À côté de lui, n’importe quel politicien moderne fait figure d’amateur en termes d’opportunisme. Pendant que certains démissionnent ou finissent en prison, Talleyrand, lui, trônait au sommet, sirotant son vin avec un air de dire : « C’est encore moi qui vais rafler la mise. »

Les anecdotes ne manquent pas. Lors du procès de Louis XVI, Talleyrand ne prit pas parti clairement, un art subtil pour éviter de se faire des ennemis des deux côtés. Il aurait pu écrire un manuel intitulé Comment survivre à une Révolution sans perdre son chapeau. Pendant l’Empire, il devint le ministre des Affaires étrangères de Napoléon, tout en murmurant à l’oreille des alliés de l’Angleterre — preuve que même quand on porte un uniforme, la loyauté reste une option.

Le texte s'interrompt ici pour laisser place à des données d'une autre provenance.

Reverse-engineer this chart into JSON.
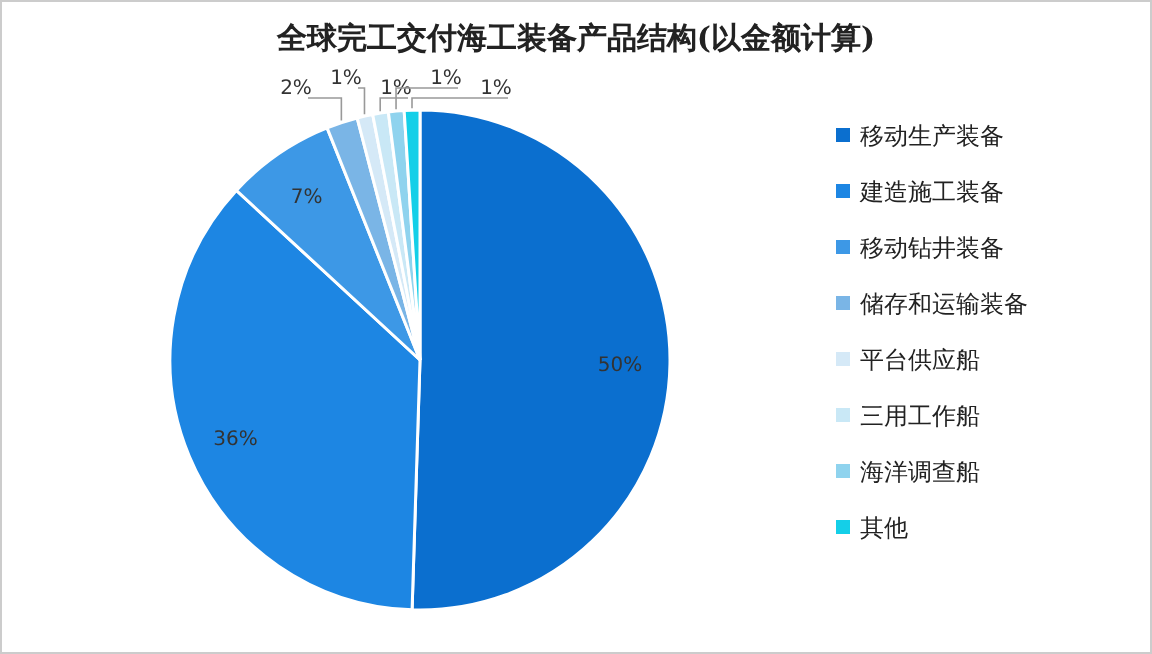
{
  "chart_data": {
    "type": "pie",
    "title": "全球完工交付海工装备产品结构(以金额计算)",
    "categories": [
      "移动生产装备",
      "建造施工装备",
      "移动钻井装备",
      "储存和运输装备",
      "平台供应船",
      "三用工作船",
      "海洋调查船",
      "其他"
    ],
    "values": [
      50,
      36,
      7,
      2,
      1,
      1,
      1,
      1
    ],
    "colors": [
      "#0b6fcf",
      "#1d86e3",
      "#3d98e6",
      "#7ab5e6",
      "#d5e9f7",
      "#c9e8f6",
      "#8fd3ee",
      "#14cfe8"
    ],
    "value_labels": [
      "50%",
      "36%",
      "7%",
      "2%",
      "1%",
      "1%",
      "1%",
      "1%"
    ],
    "legend": "right"
  }
}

Mais l’apogée de son génie fut sans doute lors de la Restauration. Tout le monde pensait que Talleyrand allait disparaître avec Napoléon, mais non ! Il revint comme si de rien n’était, tel un vieux chat retombant toujours sur ses pattes (ou plutôt sur sa jambe saine). Il fut même nommé ambassadeur à Londres, où il joua au diplomate charmeur tout en envoyant des messages codés à Paris. Si jamais la diplomatie était un sport olympique, Talleyrand aurait raflé toutes les médailles d’or, d’argent et de bronze — probablement en changeant de pays entre chaque épreuve.

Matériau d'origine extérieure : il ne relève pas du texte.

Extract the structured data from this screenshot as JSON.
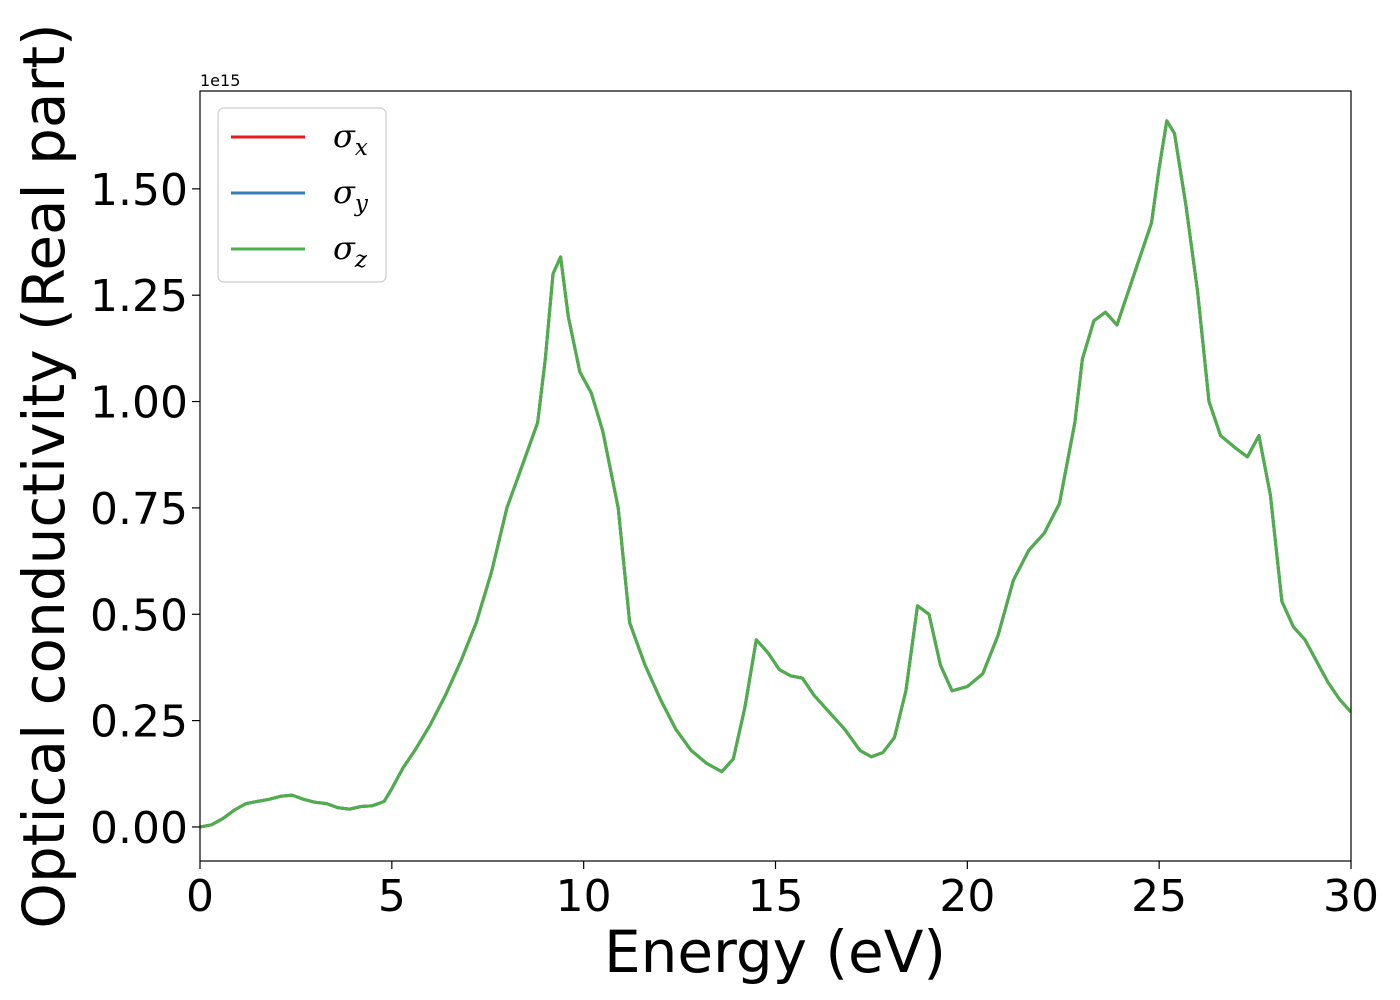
{
  "chart_data": {
    "type": "line",
    "xlabel": "Energy (eV)",
    "ylabel": "Optical conductivity (Real part)",
    "y_offset_label": "1e15",
    "y_multiplier": 1000000000000000.0,
    "xlim": [
      0,
      30
    ],
    "ylim": [
      -0.08,
      1.73
    ],
    "x_ticks": [
      0,
      5,
      10,
      15,
      20,
      25,
      30
    ],
    "x_tick_labels": [
      "0",
      "5",
      "10",
      "15",
      "20",
      "25",
      "30"
    ],
    "y_ticks": [
      0.0,
      0.25,
      0.5,
      0.75,
      1.0,
      1.25,
      1.5
    ],
    "y_tick_labels": [
      "0.00",
      "0.25",
      "0.50",
      "0.75",
      "1.00",
      "1.25",
      "1.50"
    ],
    "grid": false,
    "legend_position": "top-left",
    "series": [
      {
        "name": "σ",
        "subscript": "x",
        "color": "#e41a1c",
        "x": [
          0,
          0.3,
          0.6,
          0.9,
          1.2,
          1.5,
          1.8,
          2.1,
          2.4,
          2.7,
          3.0,
          3.3,
          3.6,
          3.9,
          4.2,
          4.5,
          4.8,
          5.0,
          5.3,
          5.6,
          6.0,
          6.4,
          6.8,
          7.2,
          7.6,
          8.0,
          8.4,
          8.8,
          9.0,
          9.2,
          9.4,
          9.6,
          9.9,
          10.2,
          10.5,
          10.9,
          11.2,
          11.6,
          12.0,
          12.4,
          12.8,
          13.2,
          13.6,
          13.9,
          14.2,
          14.5,
          14.8,
          15.1,
          15.4,
          15.7,
          16.0,
          16.4,
          16.8,
          17.2,
          17.5,
          17.8,
          18.1,
          18.4,
          18.7,
          19.0,
          19.3,
          19.6,
          20.0,
          20.4,
          20.8,
          21.2,
          21.6,
          22.0,
          22.4,
          22.8,
          23.0,
          23.3,
          23.6,
          23.9,
          24.2,
          24.5,
          24.8,
          25.0,
          25.2,
          25.4,
          25.7,
          26.0,
          26.3,
          26.6,
          27.0,
          27.3,
          27.6,
          27.9,
          28.2,
          28.5,
          28.8,
          29.1,
          29.4,
          29.7,
          30.0
        ],
        "y": [
          0.0,
          0.005,
          0.02,
          0.04,
          0.055,
          0.06,
          0.065,
          0.072,
          0.075,
          0.065,
          0.058,
          0.055,
          0.045,
          0.042,
          0.048,
          0.05,
          0.06,
          0.09,
          0.14,
          0.18,
          0.24,
          0.31,
          0.39,
          0.48,
          0.6,
          0.75,
          0.85,
          0.95,
          1.1,
          1.3,
          1.34,
          1.2,
          1.07,
          1.02,
          0.93,
          0.75,
          0.48,
          0.38,
          0.3,
          0.23,
          0.18,
          0.15,
          0.13,
          0.16,
          0.28,
          0.44,
          0.41,
          0.37,
          0.355,
          0.35,
          0.31,
          0.27,
          0.23,
          0.18,
          0.165,
          0.175,
          0.21,
          0.32,
          0.52,
          0.5,
          0.38,
          0.32,
          0.33,
          0.36,
          0.45,
          0.58,
          0.65,
          0.69,
          0.76,
          0.95,
          1.1,
          1.19,
          1.21,
          1.18,
          1.26,
          1.34,
          1.42,
          1.55,
          1.66,
          1.63,
          1.46,
          1.26,
          1.0,
          0.92,
          0.89,
          0.87,
          0.92,
          0.78,
          0.53,
          0.47,
          0.44,
          0.39,
          0.34,
          0.3,
          0.27
        ]
      },
      {
        "name": "σ",
        "subscript": "y",
        "color": "#377eb8",
        "x": [
          0,
          0.3,
          0.6,
          0.9,
          1.2,
          1.5,
          1.8,
          2.1,
          2.4,
          2.7,
          3.0,
          3.3,
          3.6,
          3.9,
          4.2,
          4.5,
          4.8,
          5.0,
          5.3,
          5.6,
          6.0,
          6.4,
          6.8,
          7.2,
          7.6,
          8.0,
          8.4,
          8.8,
          9.0,
          9.2,
          9.4,
          9.6,
          9.9,
          10.2,
          10.5,
          10.9,
          11.2,
          11.6,
          12.0,
          12.4,
          12.8,
          13.2,
          13.6,
          13.9,
          14.2,
          14.5,
          14.8,
          15.1,
          15.4,
          15.7,
          16.0,
          16.4,
          16.8,
          17.2,
          17.5,
          17.8,
          18.1,
          18.4,
          18.7,
          19.0,
          19.3,
          19.6,
          20.0,
          20.4,
          20.8,
          21.2,
          21.6,
          22.0,
          22.4,
          22.8,
          23.0,
          23.3,
          23.6,
          23.9,
          24.2,
          24.5,
          24.8,
          25.0,
          25.2,
          25.4,
          25.7,
          26.0,
          26.3,
          26.6,
          27.0,
          27.3,
          27.6,
          27.9,
          28.2,
          28.5,
          28.8,
          29.1,
          29.4,
          29.7,
          30.0
        ],
        "y": [
          0.0,
          0.005,
          0.02,
          0.04,
          0.055,
          0.06,
          0.065,
          0.072,
          0.075,
          0.065,
          0.058,
          0.055,
          0.045,
          0.042,
          0.048,
          0.05,
          0.06,
          0.09,
          0.14,
          0.18,
          0.24,
          0.31,
          0.39,
          0.48,
          0.6,
          0.75,
          0.85,
          0.95,
          1.1,
          1.3,
          1.34,
          1.2,
          1.07,
          1.02,
          0.93,
          0.75,
          0.48,
          0.38,
          0.3,
          0.23,
          0.18,
          0.15,
          0.13,
          0.16,
          0.28,
          0.44,
          0.41,
          0.37,
          0.355,
          0.35,
          0.31,
          0.27,
          0.23,
          0.18,
          0.165,
          0.175,
          0.21,
          0.32,
          0.52,
          0.5,
          0.38,
          0.32,
          0.33,
          0.36,
          0.45,
          0.58,
          0.65,
          0.69,
          0.76,
          0.95,
          1.1,
          1.19,
          1.21,
          1.18,
          1.26,
          1.34,
          1.42,
          1.55,
          1.66,
          1.63,
          1.46,
          1.26,
          1.0,
          0.92,
          0.89,
          0.87,
          0.92,
          0.78,
          0.53,
          0.47,
          0.44,
          0.39,
          0.34,
          0.3,
          0.27
        ]
      },
      {
        "name": "σ",
        "subscript": "z",
        "color": "#4daf4a",
        "x": [
          0,
          0.3,
          0.6,
          0.9,
          1.2,
          1.5,
          1.8,
          2.1,
          2.4,
          2.7,
          3.0,
          3.3,
          3.6,
          3.9,
          4.2,
          4.5,
          4.8,
          5.0,
          5.3,
          5.6,
          6.0,
          6.4,
          6.8,
          7.2,
          7.6,
          8.0,
          8.4,
          8.8,
          9.0,
          9.2,
          9.4,
          9.6,
          9.9,
          10.2,
          10.5,
          10.9,
          11.2,
          11.6,
          12.0,
          12.4,
          12.8,
          13.2,
          13.6,
          13.9,
          14.2,
          14.5,
          14.8,
          15.1,
          15.4,
          15.7,
          16.0,
          16.4,
          16.8,
          17.2,
          17.5,
          17.8,
          18.1,
          18.4,
          18.7,
          19.0,
          19.3,
          19.6,
          20.0,
          20.4,
          20.8,
          21.2,
          21.6,
          22.0,
          22.4,
          22.8,
          23.0,
          23.3,
          23.6,
          23.9,
          24.2,
          24.5,
          24.8,
          25.0,
          25.2,
          25.4,
          25.7,
          26.0,
          26.3,
          26.6,
          27.0,
          27.3,
          27.6,
          27.9,
          28.2,
          28.5,
          28.8,
          29.1,
          29.4,
          29.7,
          30.0
        ],
        "y": [
          0.0,
          0.005,
          0.02,
          0.04,
          0.055,
          0.06,
          0.065,
          0.072,
          0.075,
          0.065,
          0.058,
          0.055,
          0.045,
          0.042,
          0.048,
          0.05,
          0.06,
          0.09,
          0.14,
          0.18,
          0.24,
          0.31,
          0.39,
          0.48,
          0.6,
          0.75,
          0.85,
          0.95,
          1.1,
          1.3,
          1.34,
          1.2,
          1.07,
          1.02,
          0.93,
          0.75,
          0.48,
          0.38,
          0.3,
          0.23,
          0.18,
          0.15,
          0.13,
          0.16,
          0.28,
          0.44,
          0.41,
          0.37,
          0.355,
          0.35,
          0.31,
          0.27,
          0.23,
          0.18,
          0.165,
          0.175,
          0.21,
          0.32,
          0.52,
          0.5,
          0.38,
          0.32,
          0.33,
          0.36,
          0.45,
          0.58,
          0.65,
          0.69,
          0.76,
          0.95,
          1.1,
          1.19,
          1.21,
          1.18,
          1.26,
          1.34,
          1.42,
          1.55,
          1.66,
          1.63,
          1.46,
          1.26,
          1.0,
          0.92,
          0.89,
          0.87,
          0.92,
          0.78,
          0.53,
          0.47,
          0.44,
          0.39,
          0.34,
          0.3,
          0.27
        ]
      }
    ]
  }
}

On raconte que lorsqu’il parlait, même ses ennemis ne pouvaient s’empêcher de sourire, un sourire mi-amusé, mi-consterné devant l’art consommé du renard déguisé en colombe. Son secret ? Toujours rester un peu mystérieux, ne jamais s’engager totalement et surtout, ne jamais oublier que le pouvoir, c’est avant tout savoir à qui vendre son âme ce jour-là.

Alors, quand on regarde Talleyrand, on ne peut s’empêcher d’admirer ce survivant hors norme, ce prince des girouettes, capable de boiter tout en marchant droit dans l’histoire. À une époque où les convictions se payaient parfois cher, lui avait inventé la conviction à géométrie variable.

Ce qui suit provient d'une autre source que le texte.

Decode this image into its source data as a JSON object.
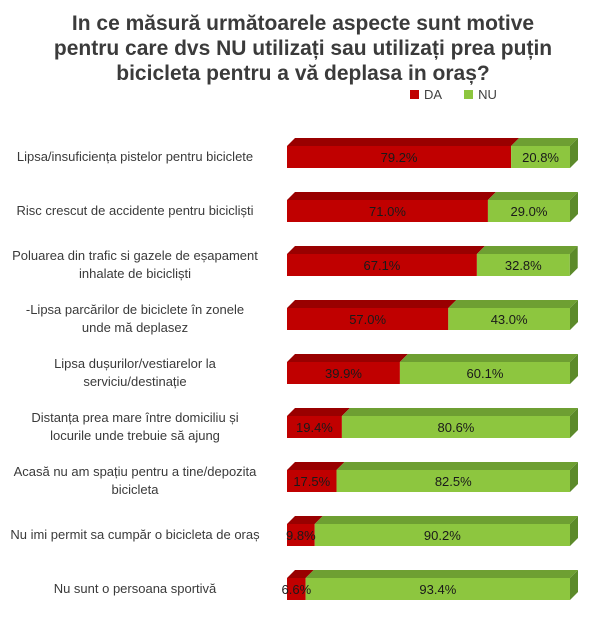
{
  "title_lines": [
    "In ce măsură următoarele aspecte sunt motive",
    "pentru care dvs NU utilizați sau utilizați prea puțin",
    "bicicleta pentru a vă deplasa in oraș?"
  ],
  "colors": {
    "da": "#c00000",
    "nu": "#8dc63f",
    "da_side": "#7a0000",
    "nu_side": "#5c8a2a",
    "nu_top": "#6e9f32",
    "da_top": "#990000"
  },
  "chart_data": {
    "type": "bar",
    "orientation": "horizontal",
    "stacked": true,
    "percent_stacked": true,
    "legend_position": "top-right",
    "title": "In ce măsură următoarele aspecte sunt motive pentru care dvs NU utilizați sau utilizați prea puțin bicicleta pentru a vă deplasa in oraș?",
    "categories": [
      [
        "Lipsa/insuficiența pistelor pentru biciclete"
      ],
      [
        "Risc crescut de accidente pentru bicicliști"
      ],
      [
        "Poluarea din trafic si gazele de eșapament",
        "inhalate de bicicliști"
      ],
      [
        "-Lipsa parcărilor de biciclete în  zonele",
        "unde mă deplasez"
      ],
      [
        "Lipsa dușurilor/vestiarelor la",
        "serviciu/destinație"
      ],
      [
        "Distanța prea mare între domiciliu și",
        "locurile unde trebuie să ajung"
      ],
      [
        "Acasă nu am spațiu pentru a  tine/depozita",
        "bicicleta"
      ],
      [
        "Nu imi permit sa cumpăr o bicicleta de oraș"
      ],
      [
        "Nu sunt o persoana sportivă"
      ]
    ],
    "series": [
      {
        "name": "DA",
        "values": [
          79.2,
          71.0,
          67.1,
          57.0,
          39.9,
          19.4,
          17.5,
          9.8,
          6.6
        ],
        "labels": [
          "79.2%",
          "71.0%",
          "67.1%",
          "57.0%",
          "39.9%",
          "19.4%",
          "17.5%",
          "9.8%",
          "6.6%"
        ]
      },
      {
        "name": "NU",
        "values": [
          20.8,
          29.0,
          32.8,
          43.0,
          60.1,
          80.6,
          82.5,
          90.2,
          93.4
        ],
        "labels": [
          "20.8%",
          "29.0%",
          "32.8%",
          "43.0%",
          "60.1%",
          "80.6%",
          "82.5%",
          "90.2%",
          "93.4%"
        ]
      }
    ]
  }
}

Finalement, Talleyrand nous enseigne une chose essentielle : dans la vie politique, ce n’est pas la fidélité aux idées qui compte, mais la fidélité à… soi-même (et à sa survie, surtout). Et pour ça, il mérite bien son surnom de diable boiteux — le seul diable capable de danser au bal des puissants sans jamais se faire attraper jusqu'à son décès en 1838.